The final zone, the Deep Zone, is a barren wasteland that serves as the final evolution of everything you dealt with so far — especially if you love giant blocks of concrete that fall from the sky while you're driving (I'm a big fan).
Each area gives off an air of impending doom as looming over you is a giant concrete wall. There's a 24-hour weather cycle, but most of the time the areas are just dark, even during the day. It's like that episode of Spongebob where he's stuck in Rock Bottom. This isn't your everyday darkness; it's advanced darkness. And at no point in the game does anyone tell you to build a flashlight; you just have to do it.

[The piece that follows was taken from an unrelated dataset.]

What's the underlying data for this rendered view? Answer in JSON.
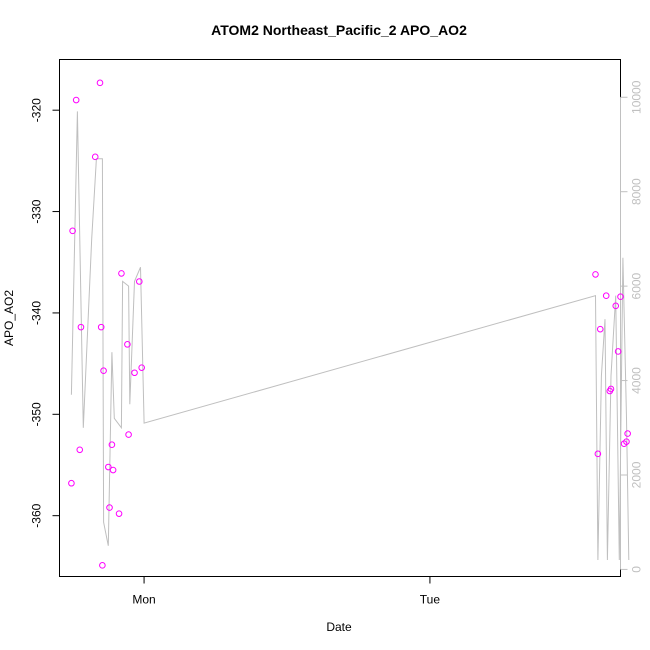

The game heavily relies on player experimentation, to its detriment at times, like hindering progress with some upgrades until you scan a very specific anomaly (the game does not let you scan objects in your car, unfortunately). But it does lead to cathartic, brainblast moments, where, when dealing with a shortage of chemicals needed to make repair putty, I discovered that breaking down cosmetic paints will give you chemicals. This leads me down a rabbit hole of figuring out which resources can be converted into certain raw materials. However, much of the progression made during the game is built upon the risk/reward of what you're willing to put your car through to find certain resources around the map.
You can also help upgrade your car by collecting arcs on each map. These are powerful sources of energy that keep the area around you stable and removing them will unleash hell. Along with upgrades, collecting Arcs around the map is how you generate sufficient energy to create gateways to escape back to the garage. Once there, you can use the amount of energy collected from each arc at the fabrication station that'll allow you to craft car upgrades like better engines, better protection for your car, or upgrade work stations around the garage like a matter converter that'll repair parts while you're away on runs.
In the end, Pacific Drive is a game for masochists who enjoy being tortured, and honestly, it's the most fun I've had with a game since Alan Wake 2. There's a sort of sadistic thrill in the relationship between me and my decomposing rust bucket of a car every time I leave the garage — and that's one of the game's biggest strengths.
What I thought was a neat survival horror game turned out to be a deeply, complex survival game that, at times, felt like I was in hell, and endlessly fixing this car was my punishment. And for just $30, it's the best punishment one could ask for in the afterlife.